Danica Roem
District 13

Delegate Danica Roem was elected in 2017 as the first transgender person ever to openly serve in a state legislator, representing her longtime home, Prince William County. As a candidate, Roem took the Activate Pledge to refuse money from Dominion Energy and Appalachian Power and maintains a principled stance against accepting campaign contributions from regulated utility monopolies.

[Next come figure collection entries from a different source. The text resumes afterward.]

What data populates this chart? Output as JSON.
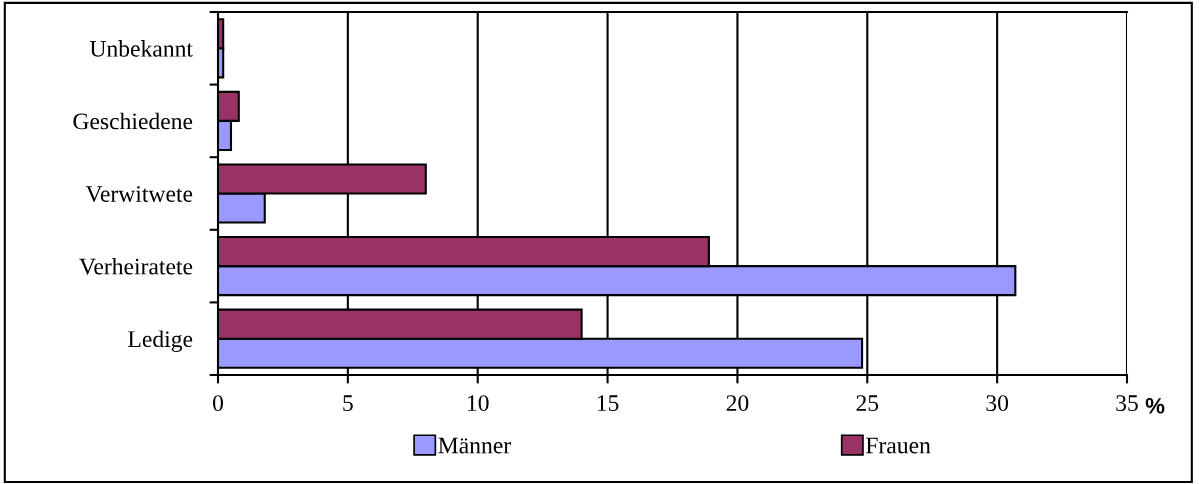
{
  "chart_data": {
    "type": "bar",
    "orientation": "horizontal",
    "xlabel": "%",
    "categories": [
      "Unbekannt",
      "Geschiedene",
      "Verwitwete",
      "Verheiratete",
      "Ledige"
    ],
    "series": [
      {
        "name": "Männer",
        "color": "#9999ff",
        "values": [
          0.2,
          0.5,
          1.8,
          30.7,
          24.8
        ]
      },
      {
        "name": "Frauen",
        "color": "#993366",
        "values": [
          0.2,
          0.8,
          8.0,
          18.9,
          14.0
        ]
      }
    ],
    "xlim": [
      0,
      35
    ],
    "xticks": [
      0,
      5,
      10,
      15,
      20,
      25,
      30,
      35
    ],
    "grid": "x",
    "legend": "bottom"
  }
}
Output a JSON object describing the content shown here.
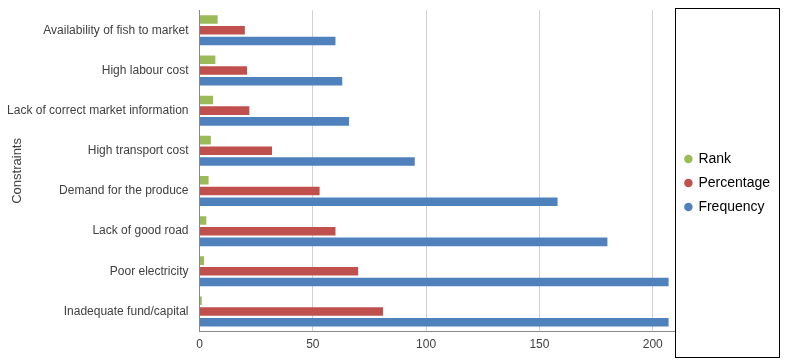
{
  "chart_data": {
    "type": "bar",
    "orientation": "horizontal",
    "ylabel": "Constraints",
    "categories": [
      "Availability of fish to market",
      "High labour cost",
      "Lack of correct market information",
      "High transport cost",
      "Demand for the produce",
      "Lack of good road",
      "Poor electricity",
      "Inadequate fund/capital"
    ],
    "series": [
      {
        "name": "Rank",
        "color": "#9bbb59",
        "values": [
          8,
          7,
          6,
          5,
          4,
          3,
          2,
          1
        ]
      },
      {
        "name": "Percentage",
        "color": "#c0504d",
        "values": [
          20,
          21,
          22,
          32,
          53,
          60,
          70,
          81
        ]
      },
      {
        "name": "Frequency",
        "color": "#4f81bd",
        "values": [
          60,
          63,
          66,
          95,
          158,
          180,
          207,
          207
        ]
      }
    ],
    "xlim": [
      0,
      210
    ],
    "xticks": [
      0,
      50,
      100,
      150,
      200
    ],
    "grid": true,
    "legend": "right"
  }
}
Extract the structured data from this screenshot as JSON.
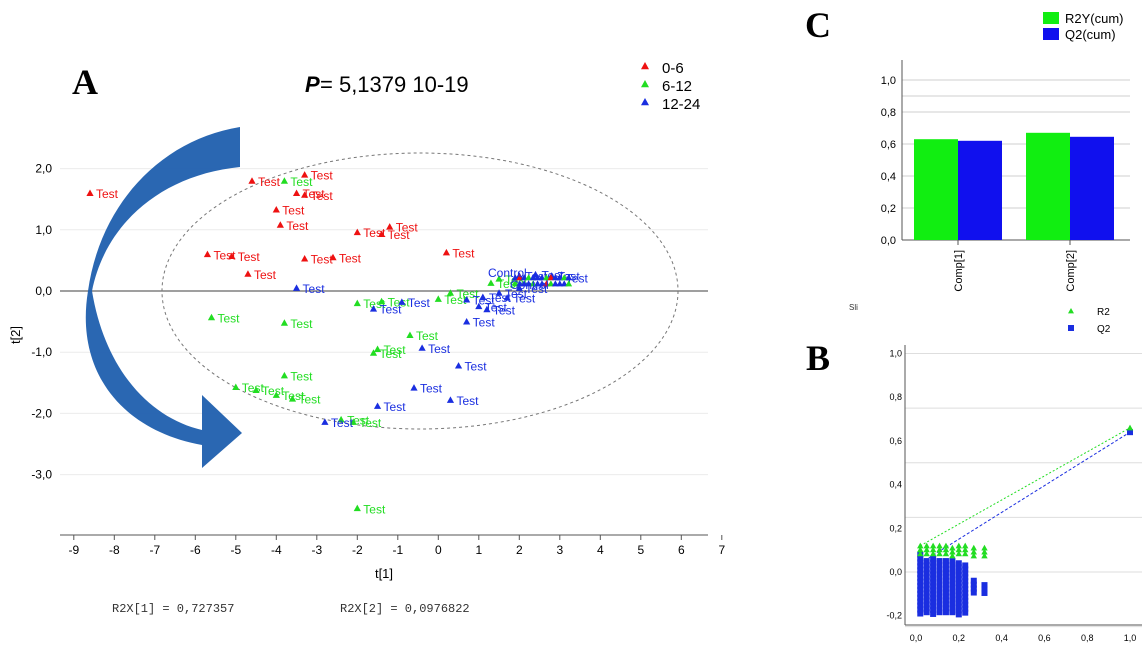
{
  "panels": {
    "A": {
      "letter": "A",
      "p_label": "P",
      "p_value": "= 5,1379 10-19",
      "legend": [
        {
          "label": "0-6",
          "color": "#ee1111"
        },
        {
          "label": "6-12",
          "color": "#22dd22"
        },
        {
          "label": "12-24",
          "color": "#1a2ee0"
        }
      ],
      "xlabel": "t[1]",
      "ylabel": "t[2]",
      "xticks": [
        "-9",
        "-8",
        "-7",
        "-6",
        "-5",
        "-4",
        "-3",
        "-2",
        "-1",
        "0",
        "1",
        "2",
        "3",
        "4",
        "5",
        "6",
        "7"
      ],
      "yticks": [
        "2,0",
        "1,0",
        "0,0",
        "-1,0",
        "-2,0",
        "-3,0"
      ],
      "footer_left": "R2X[1] = 0,727357",
      "footer_right": "R2X[2] = 0,0976822",
      "point_label": "Test",
      "cluster_labels": [
        "Control",
        "Control"
      ]
    },
    "B": {
      "letter": "B",
      "corner": "Sli",
      "legend": [
        {
          "label": "R2",
          "color": "#22dd22"
        },
        {
          "label": "Q2",
          "color": "#1a2ee0"
        }
      ],
      "xticks": [
        "0,0",
        "0,2",
        "0,4",
        "0,6",
        "0,8",
        "1,0"
      ],
      "yticks": [
        "1,0",
        "0,8",
        "0,6",
        "0,4",
        "0,2",
        "0,0",
        "-0,2"
      ]
    },
    "C": {
      "letter": "C",
      "legend": [
        {
          "label": "R2Y(cum)",
          "color": "#11ee11"
        },
        {
          "label": "Q2(cum)",
          "color": "#1010ee"
        }
      ],
      "yticks": [
        "1,0",
        "0,8",
        "0,6",
        "0,4",
        "0,2",
        "0,0"
      ]
    }
  },
  "colors": {
    "g06": "#ee1111",
    "g612": "#22dd22",
    "g1224": "#1a2ee0",
    "arrow": "#1f5fae"
  },
  "chart_data": [
    {
      "type": "scatter",
      "title": "",
      "xlabel": "t[1]",
      "ylabel": "t[2]",
      "xlim": [
        -9.5,
        7.5
      ],
      "ylim": [
        -3.8,
        2.3
      ],
      "series": [
        {
          "name": "0-6",
          "color": "#ee1111",
          "points": [
            [
              -8.6,
              1.6
            ],
            [
              -4.6,
              1.8
            ],
            [
              -3.3,
              1.9
            ],
            [
              -3.5,
              1.6
            ],
            [
              -3.3,
              1.57
            ],
            [
              -4.0,
              1.33
            ],
            [
              -3.9,
              1.08
            ],
            [
              -2.0,
              0.96
            ],
            [
              -1.4,
              0.93
            ],
            [
              -1.2,
              1.05
            ],
            [
              0.2,
              0.63
            ],
            [
              -5.7,
              0.6
            ],
            [
              -5.1,
              0.57
            ],
            [
              -3.3,
              0.53
            ],
            [
              -2.6,
              0.55
            ],
            [
              -4.7,
              0.28
            ]
          ]
        },
        {
          "name": "6-12",
          "color": "#22dd22",
          "points": [
            [
              -3.8,
              1.8
            ],
            [
              -5.6,
              -0.43
            ],
            [
              -3.8,
              -0.52
            ],
            [
              -2.0,
              -0.2
            ],
            [
              -1.4,
              -0.17
            ],
            [
              -0.7,
              -0.72
            ],
            [
              -1.5,
              -0.95
            ],
            [
              -1.6,
              -1.01
            ],
            [
              0.3,
              -0.03
            ],
            [
              0.0,
              -0.13
            ],
            [
              1.3,
              0.13
            ],
            [
              1.5,
              0.2
            ],
            [
              -3.8,
              -1.38
            ],
            [
              -5.0,
              -1.57
            ],
            [
              -4.5,
              -1.62
            ],
            [
              -4.0,
              -1.7
            ],
            [
              -3.6,
              -1.76
            ],
            [
              -2.4,
              -2.1
            ],
            [
              -2.1,
              -2.14
            ],
            [
              -2.0,
              -3.55
            ]
          ]
        },
        {
          "name": "12-24",
          "color": "#1a2ee0",
          "points": [
            [
              -3.5,
              0.05
            ],
            [
              -1.6,
              -0.29
            ],
            [
              -0.9,
              -0.18
            ],
            [
              0.7,
              -0.14
            ],
            [
              1.1,
              -0.1
            ],
            [
              1.7,
              -0.11
            ],
            [
              1.2,
              -0.3
            ],
            [
              1.0,
              -0.25
            ],
            [
              0.7,
              -0.5
            ],
            [
              1.5,
              -0.03
            ],
            [
              2.0,
              0.05
            ],
            [
              -0.4,
              -0.93
            ],
            [
              0.5,
              -1.22
            ],
            [
              -0.6,
              -1.58
            ],
            [
              0.3,
              -1.78
            ],
            [
              -1.5,
              -1.88
            ],
            [
              -2.8,
              -2.14
            ],
            [
              2.0,
              0.25
            ],
            [
              2.4,
              0.27
            ],
            [
              2.8,
              0.25
            ],
            [
              3.0,
              0.22
            ]
          ]
        }
      ]
    },
    {
      "type": "bar",
      "title": "",
      "categories": [
        "Comp[1]",
        "Comp[2]"
      ],
      "series": [
        {
          "name": "R2Y(cum)",
          "values": [
            0.63,
            0.67
          ]
        },
        {
          "name": "Q2(cum)",
          "values": [
            0.62,
            0.645
          ]
        }
      ],
      "ylim": [
        0,
        1.0
      ]
    },
    {
      "type": "scatter",
      "title": "",
      "xlim": [
        -0.02,
        1.02
      ],
      "ylim": [
        -0.22,
        1.0
      ],
      "series": [
        {
          "name": "R2",
          "x": [
            0.02,
            0.05,
            0.08,
            0.11,
            0.14,
            0.17,
            0.2,
            0.23,
            0.27,
            0.32,
            1.0
          ],
          "y": [
            0.12,
            0.12,
            0.12,
            0.12,
            0.12,
            0.11,
            0.12,
            0.12,
            0.11,
            0.11,
            0.66
          ]
        },
        {
          "name": "Q2",
          "x": [
            0.02,
            0.05,
            0.08,
            0.11,
            0.14,
            0.17,
            0.2,
            0.23,
            0.27,
            0.32,
            1.0
          ],
          "y": [
            0.08,
            0.05,
            0.06,
            0.05,
            0.05,
            0.05,
            0.04,
            0.03,
            -0.04,
            -0.06,
            0.64
          ]
        }
      ]
    }
  ]
}
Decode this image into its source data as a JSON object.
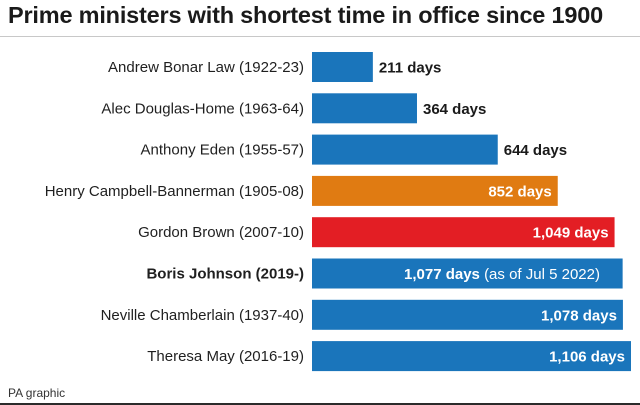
{
  "chart_data": {
    "type": "bar",
    "orientation": "horizontal",
    "title": "Prime ministers with shortest time in office since 1900",
    "categories": [
      "Andrew Bonar Law (1922-23)",
      "Alec Douglas-Home (1963-64)",
      "Anthony Eden (1955-57)",
      "Henry Campbell-Bannerman (1905-08)",
      "Gordon Brown (2007-10)",
      "Boris Johnson (2019-)",
      "Neville Chamberlain (1937-40)",
      "Theresa May (2016-19)"
    ],
    "values": [
      211,
      364,
      644,
      852,
      1049,
      1077,
      1078,
      1106
    ],
    "value_labels": [
      "211 days",
      "364 days",
      "644 days",
      "852 days",
      "1,049 days",
      "1,077 days",
      "1,078 days",
      "1,106 days"
    ],
    "annotations": [
      {
        "category": "Boris Johnson (2019-)",
        "text": "(as of Jul 5 2022)"
      }
    ],
    "highlight_category": "Boris Johnson (2019-)",
    "bar_colors": [
      "#1a75bb",
      "#1a75bb",
      "#1a75bb",
      "#e07b12",
      "#e31e24",
      "#1a75bb",
      "#1a75bb",
      "#1a75bb"
    ],
    "xlim": [
      0,
      1106
    ],
    "grid": false,
    "legend": "none"
  },
  "source": "PA graphic"
}
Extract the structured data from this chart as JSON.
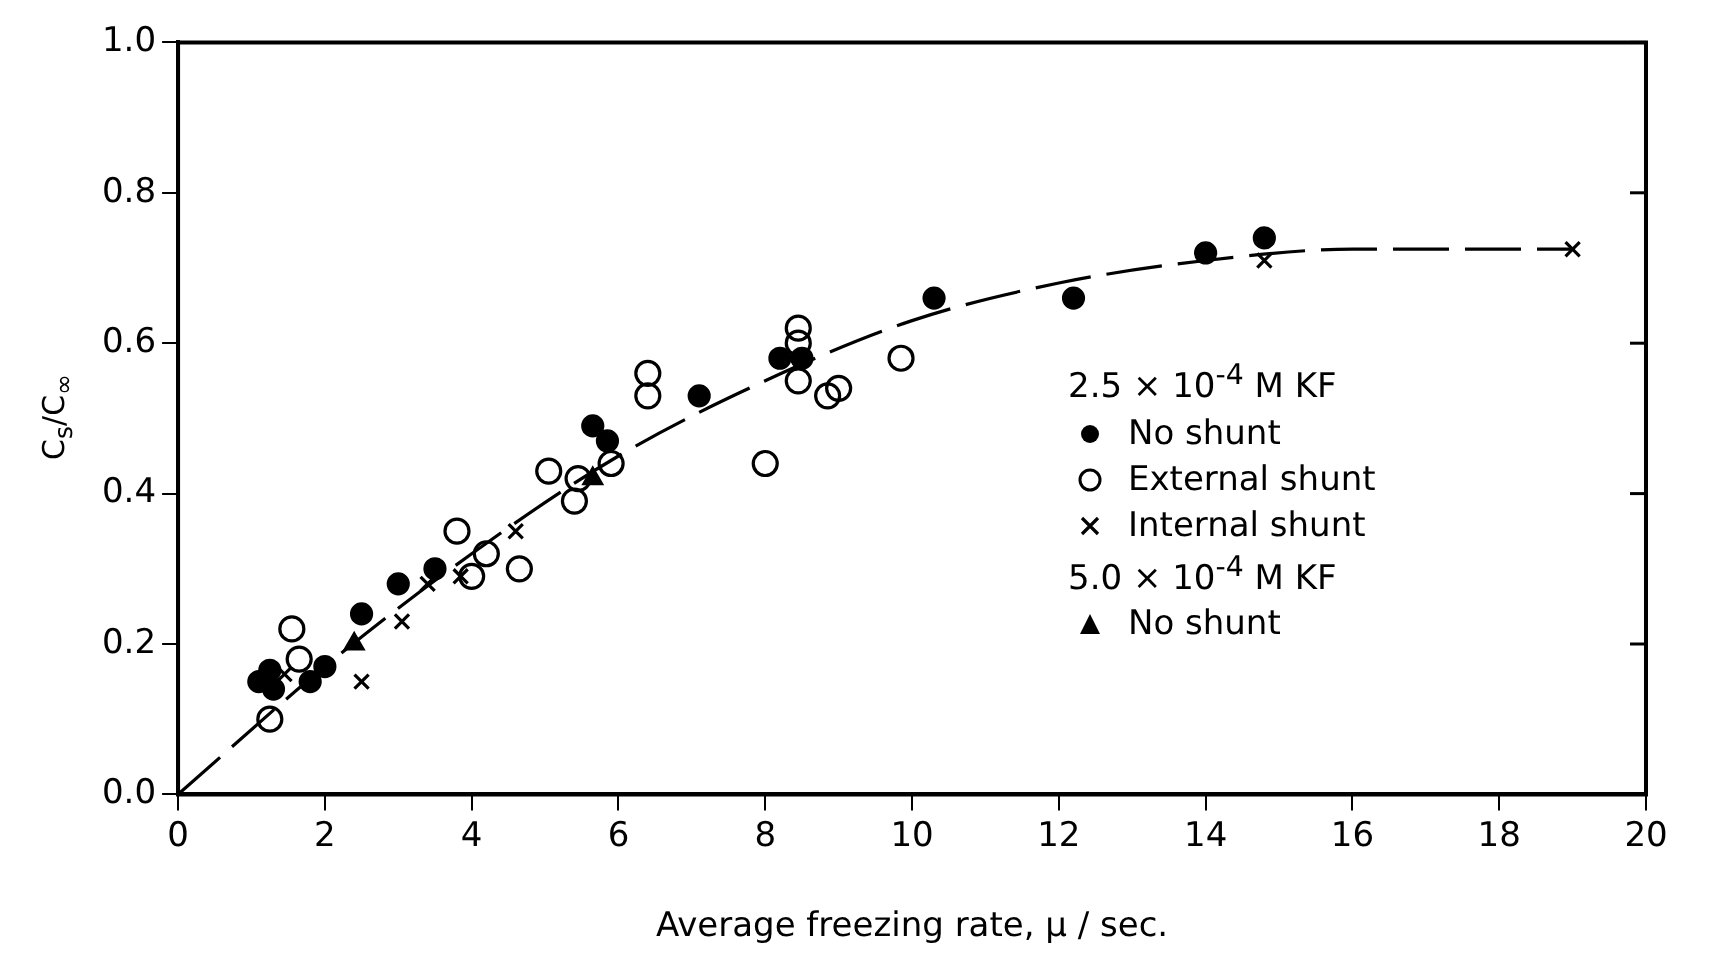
{
  "chart_data": {
    "type": "scatter",
    "xlabel": "Average freezing rate, μ / sec.",
    "ylabel": "C$_{s}$/C$_{∞}$",
    "xlim": [
      0,
      20
    ],
    "ylim": [
      0,
      1
    ],
    "xticks": [
      0,
      2,
      4,
      6,
      8,
      10,
      12,
      14,
      16,
      18,
      20
    ],
    "yticks": [
      {
        "value": 0,
        "label": "0.0"
      },
      {
        "value": 0.2,
        "label": "0.2"
      },
      {
        "value": 0.4,
        "label": "0.4"
      },
      {
        "value": 0.6,
        "label": "0.6"
      },
      {
        "value": 0.8,
        "label": "0.8"
      },
      {
        "value": 1,
        "label": "1.0"
      }
    ],
    "grid": false,
    "legend": "right",
    "annotations": [
      "2.5 × 10$^{-4}$ M KF",
      "5.0 × 10$^{-4}$ M KF"
    ],
    "series": [
      {
        "name": "No shunt",
        "color": "#000000",
        "marker": "circle",
        "x": [
          1.1,
          1.25,
          1.3,
          1.8,
          2.0,
          2.5,
          3.0,
          3.5,
          5.65,
          5.85,
          7.1,
          8.2,
          8.5,
          10.3,
          12.2,
          14.0,
          14.8
        ],
        "values": [
          0.15,
          0.165,
          0.14,
          0.15,
          0.17,
          0.24,
          0.28,
          0.3,
          0.49,
          0.47,
          0.53,
          0.58,
          0.58,
          0.66,
          0.66,
          0.72,
          0.74
        ]
      },
      {
        "name": "External shunt",
        "color": "#000000",
        "marker": "circle-open",
        "x": [
          1.25,
          1.55,
          1.65,
          3.8,
          4.0,
          4.2,
          4.65,
          5.05,
          5.4,
          5.45,
          5.9,
          6.4,
          6.4,
          8.0,
          8.45,
          8.45,
          8.45,
          8.85,
          9.0,
          9.85
        ],
        "values": [
          0.1,
          0.22,
          0.18,
          0.35,
          0.29,
          0.32,
          0.3,
          0.43,
          0.39,
          0.42,
          0.44,
          0.53,
          0.56,
          0.44,
          0.55,
          0.6,
          0.62,
          0.53,
          0.54,
          0.58
        ]
      },
      {
        "name": "Internal shunt",
        "color": "#000000",
        "marker": "cross",
        "x": [
          1.45,
          2.5,
          3.05,
          3.4,
          3.85,
          4.6,
          14.8,
          19.0
        ],
        "values": [
          0.16,
          0.15,
          0.23,
          0.28,
          0.29,
          0.35,
          0.71,
          0.725
        ]
      },
      {
        "name": "No shunt",
        "color": "#000000",
        "marker": "triangle",
        "x": [
          2.4,
          5.65
        ],
        "values": [
          0.2,
          0.42
        ]
      },
      {
        "type": "line",
        "color": "#000000",
        "marker": "none",
        "line_style": "dashed",
        "x": [
          0,
          2,
          4,
          6,
          8,
          10,
          12,
          14,
          16,
          19
        ],
        "values": [
          0,
          0.17,
          0.32,
          0.45,
          0.55,
          0.63,
          0.68,
          0.71,
          0.725,
          0.725
        ]
      }
    ]
  }
}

In her first session in the General Assembly, Delegate Roem introduced a significant amount of legislation to push for clean governance and clean energy policies. She was the chief sponsor of two bills that sought to increase the State Corporation Commission’s ability to regulate energy prices and protect consumers, bills that were also introduced in the Senate by fellow Clean Virginia Champion Senator Chap Petersen. She was the co-patron of legislation to prohibit the personal use of campaign funds. Delegate Roem worked with Clean Virginia Champion Sam Rasoul on legislation that would allow the SCC to refund overcharges after the 2015 “rate freeze.” She co-patroned Petersen’s bill that would have required Dominion to refund overcharges to consumers and strengthen the SCC’s regulatory powers and voted against SB 966, the “Grid Modernization Bill,” which did the opposite. She also worked with Petersen to sponsor legislation in both chambers of the Assembly to promote clean governance, one that prohibited campaign contributions from any public service corporation to candidates and one that sought to extend the “revolving door” prohibition applicable to state officers and employees and members of the General Assembly.

Delegate Roem has worked closely with other representatives of Prince William County, chiefly Clean Virginia Champions Delegate Lee Carter and Delegate Jennifer Carroll Foy to protect their constituents from toxins from the coal ash pond in Dumfries, co-patroning legislation requiring the closure by July 1, 2022 of any coal combustion residuals surface impoundment located in the Chesapeake Bay watershed and legislation prohibiting the disposal of coal combustion residuals except by recycling or beneficial reuse, respectively.